One of the challenges of writing political analysis in the era of the absurd is that simply repeating the “straight” news carries the lurid shock of hyperbole—and there’s little more that one can say beyond restating the obvious. The most appropriate additions to the news would be less a matter of adding context and more inserting furious expletives. Even the politely serious tone of the traditional pundit itself becomes a form of normalization of—and even acquiescence to—the outrageous and unacceptable.
So when you read a story as shocking as this one, perhaps the best thing one can do is let it speak for itself:
After several months of mixed messages on the coronavirus pandemic, the White House is settling on a new one: Learn to live with it.
Administration officials are planning to intensify what they hope is a sharper, and less conflicting, message of the pandemic next week, according to senior administration officials, after struggling to offer clear directives amid a crippling surge in cases across the country. On Thursday, the United States reported more than 55,000 new cases of coronavirus and infection rates were hitting new records in multiple states.
The American federal government under Trump is functionally giving up on controlling the worst pandemic in over a century. This is not because the pandemic is uncontrollable—far from it. Most of the rest of the developed world has brought infection rates to low enough levels that they can begin to reopen and live their lives mostly as usual, tamping down any local outbreaks as necessary.

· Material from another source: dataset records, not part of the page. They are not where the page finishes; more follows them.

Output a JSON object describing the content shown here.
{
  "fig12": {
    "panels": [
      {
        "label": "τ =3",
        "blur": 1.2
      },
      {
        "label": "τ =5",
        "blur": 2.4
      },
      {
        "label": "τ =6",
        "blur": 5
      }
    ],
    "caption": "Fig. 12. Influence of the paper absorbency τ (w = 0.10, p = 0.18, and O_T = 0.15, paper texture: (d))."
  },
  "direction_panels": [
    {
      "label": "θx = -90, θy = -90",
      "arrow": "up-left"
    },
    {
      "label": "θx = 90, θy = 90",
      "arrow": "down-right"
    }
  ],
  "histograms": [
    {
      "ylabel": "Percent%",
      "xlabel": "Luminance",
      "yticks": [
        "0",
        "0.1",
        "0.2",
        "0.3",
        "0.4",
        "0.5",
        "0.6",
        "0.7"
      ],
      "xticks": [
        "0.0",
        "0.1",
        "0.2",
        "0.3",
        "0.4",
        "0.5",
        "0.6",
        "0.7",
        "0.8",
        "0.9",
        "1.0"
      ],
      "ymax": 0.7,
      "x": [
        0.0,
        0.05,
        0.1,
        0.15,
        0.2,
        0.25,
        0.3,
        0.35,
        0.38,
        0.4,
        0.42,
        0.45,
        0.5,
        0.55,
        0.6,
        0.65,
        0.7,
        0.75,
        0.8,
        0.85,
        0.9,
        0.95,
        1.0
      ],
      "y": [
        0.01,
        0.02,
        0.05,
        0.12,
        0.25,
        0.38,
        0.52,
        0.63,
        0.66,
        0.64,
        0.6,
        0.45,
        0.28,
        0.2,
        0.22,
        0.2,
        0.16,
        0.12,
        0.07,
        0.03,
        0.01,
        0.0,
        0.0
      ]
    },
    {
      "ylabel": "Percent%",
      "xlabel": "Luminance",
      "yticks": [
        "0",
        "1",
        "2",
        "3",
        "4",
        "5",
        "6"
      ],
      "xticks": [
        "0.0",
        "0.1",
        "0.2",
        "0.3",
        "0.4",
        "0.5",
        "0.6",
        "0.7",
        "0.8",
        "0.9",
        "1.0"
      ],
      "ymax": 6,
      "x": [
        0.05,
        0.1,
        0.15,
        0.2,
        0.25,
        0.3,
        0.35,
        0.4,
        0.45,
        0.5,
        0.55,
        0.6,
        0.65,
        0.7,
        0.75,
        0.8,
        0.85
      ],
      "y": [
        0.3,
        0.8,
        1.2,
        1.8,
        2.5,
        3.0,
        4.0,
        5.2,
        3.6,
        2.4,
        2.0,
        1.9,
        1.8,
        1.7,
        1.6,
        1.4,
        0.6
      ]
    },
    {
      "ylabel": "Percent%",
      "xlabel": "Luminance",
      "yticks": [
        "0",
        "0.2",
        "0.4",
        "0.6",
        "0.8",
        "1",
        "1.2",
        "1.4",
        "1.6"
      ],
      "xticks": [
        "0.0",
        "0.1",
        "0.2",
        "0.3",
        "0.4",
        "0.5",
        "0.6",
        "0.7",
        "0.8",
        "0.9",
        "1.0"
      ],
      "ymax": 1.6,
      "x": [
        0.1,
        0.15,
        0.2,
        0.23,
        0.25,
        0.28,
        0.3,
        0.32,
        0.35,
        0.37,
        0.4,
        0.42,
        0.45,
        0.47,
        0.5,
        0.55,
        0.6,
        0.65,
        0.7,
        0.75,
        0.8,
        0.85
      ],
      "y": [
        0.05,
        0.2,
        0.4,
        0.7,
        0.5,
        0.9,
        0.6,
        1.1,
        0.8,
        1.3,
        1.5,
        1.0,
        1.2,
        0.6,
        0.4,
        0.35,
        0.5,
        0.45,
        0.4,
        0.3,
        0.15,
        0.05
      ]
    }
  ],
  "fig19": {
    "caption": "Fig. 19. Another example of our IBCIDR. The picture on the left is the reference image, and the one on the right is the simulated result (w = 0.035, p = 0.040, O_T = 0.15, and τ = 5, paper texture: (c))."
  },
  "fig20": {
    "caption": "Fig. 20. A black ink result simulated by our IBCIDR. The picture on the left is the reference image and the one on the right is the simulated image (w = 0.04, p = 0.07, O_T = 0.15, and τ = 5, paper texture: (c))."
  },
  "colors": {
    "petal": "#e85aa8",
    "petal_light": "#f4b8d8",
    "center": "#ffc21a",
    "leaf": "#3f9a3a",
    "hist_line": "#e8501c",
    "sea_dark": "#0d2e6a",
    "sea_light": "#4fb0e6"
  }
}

But not the United States. Americans already had a cultural predisposition to make controlling a pandemic challenging: our libertarian streak and distrust of collective action or compliance makes just enforcing mask-wearing (much less stricter measures) a challenge. Four decades of Reaganism has rendered much of the public incapable of even imagining the scale of either medical intervention or fiscal stimulus that other countries undertook as a matter of course. While most other countries were guaranteeing wages and conducting strict contact tracing and isolation, Americans were getting measly one-time $1,200 checks and figuring out if we should really close down bars and casinos or not.
It would have required strong leadership from the federal government to overcome America’s cultural challenges. Instead, the Trump administration actively downplayed the threat of the virus for purely political reasons, hoping to minimize even a temporary economic impact. They polarized Republican America against taking necessary measures, again for political reasons: their base either didn’t believe the virus was a threat because Fox News said it wasn’t, or didn’t care because the first wave of infection mostly hit people of color in urban areas.

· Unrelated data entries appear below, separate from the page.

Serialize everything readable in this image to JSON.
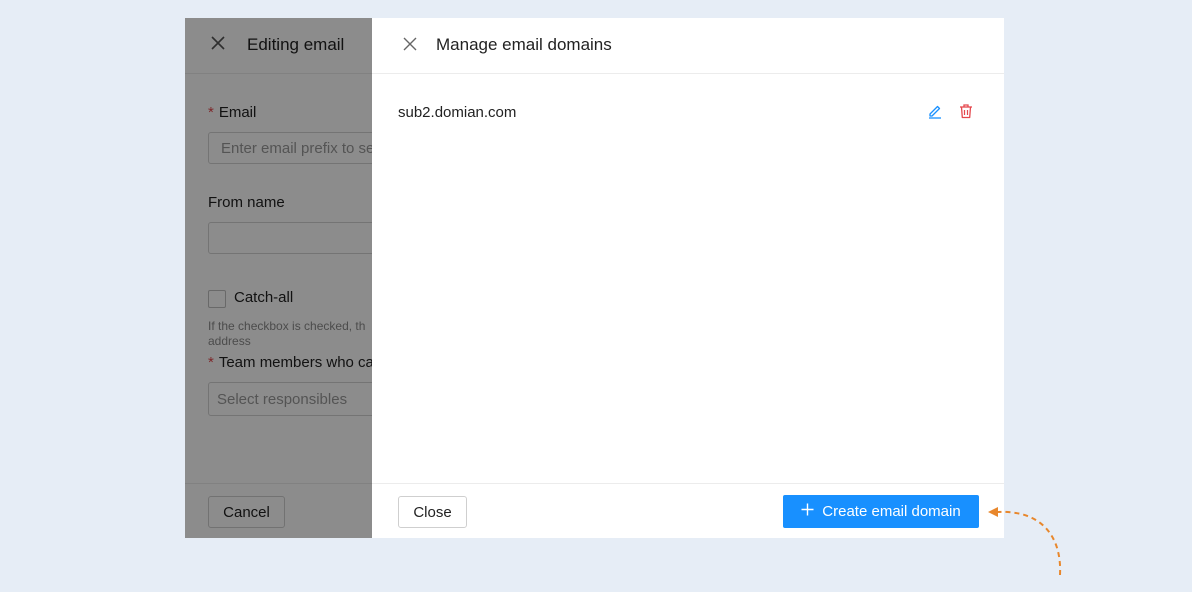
{
  "back_drawer": {
    "title": "Editing email",
    "email_label": "Email",
    "email_placeholder": "Enter email prefix to se",
    "from_name_label": "From name",
    "from_name_value": "",
    "catch_all_label": "Catch-all",
    "catch_all_hint": "If the checkbox is checked, th address",
    "team_members_label": "Team members who ca",
    "team_members_placeholder": "Select responsibles",
    "cancel_label": "Cancel"
  },
  "front_drawer": {
    "title": "Manage email domains",
    "domains": [
      {
        "name": "sub2.domian.com"
      }
    ],
    "close_label": "Close",
    "create_label": "Create email domain"
  },
  "colors": {
    "primary": "#1890ff",
    "danger": "#e5484d",
    "annotation": "#e8872c",
    "background": "#e6edf6"
  }
}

Now? They’re just giving up. Faced with the reality that truly defeating the virus would require mobilization of medical resources, contact tracing and social assistance that Republicans simply will not tolerate, the Trump administration has declared defeat. The president himself is still engaged in wishful thinking that the virus will simply magically disappear. The rest of the Republican leadership is assuming that people will be desperate enough to go to work and live their normal lives even if it means possibly killing themselves and vulnerable people around them, or becoming violently ill for weeks with possible lifelong health repercussions.

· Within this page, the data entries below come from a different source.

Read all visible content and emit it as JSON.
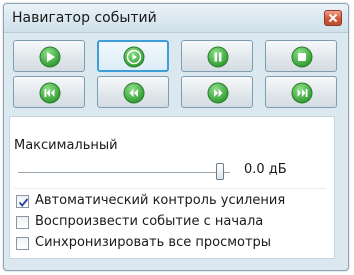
{
  "window": {
    "title": "Навигатор событий"
  },
  "toolbar": {
    "buttons": [
      {
        "name": "play",
        "icon": "play-icon",
        "active": false
      },
      {
        "name": "play-from-start",
        "icon": "play-circle-icon",
        "active": true
      },
      {
        "name": "pause",
        "icon": "pause-icon",
        "active": false
      },
      {
        "name": "stop",
        "icon": "stop-icon",
        "active": false
      },
      {
        "name": "skip-to-start",
        "icon": "skip-back-icon",
        "active": false
      },
      {
        "name": "rewind",
        "icon": "rewind-icon",
        "active": false
      },
      {
        "name": "fast-forward",
        "icon": "fast-forward-icon",
        "active": false
      },
      {
        "name": "skip-to-end",
        "icon": "skip-forward-icon",
        "active": false
      }
    ]
  },
  "volume": {
    "label": "Максимальный",
    "value_text": "0.0 дБ",
    "level": 1.0
  },
  "options": [
    {
      "label": "Автоматический контроль усиления",
      "checked": true
    },
    {
      "label": "Воспроизвести событие с начала",
      "checked": false
    },
    {
      "label": "Синхронизировать все просмотры",
      "checked": false
    }
  ],
  "colors": {
    "button_icon_green": "#3aa83a",
    "window_bg": "#dce8ef",
    "close_red": "#d0583a",
    "active_border": "#3d9ed8"
  }
}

The death toll in the United States is 132,000 and climbing. Infection rates are spiking at record levels. Most of the rest of the world got it under control. But America, with four percent of the world’s population, has 25 percent of the cases of the disease.
And the president of the United States is simply giving up because it would too politically inconvenient to do anything else. What else is appropriate to say except words you can’t use on public airwaves?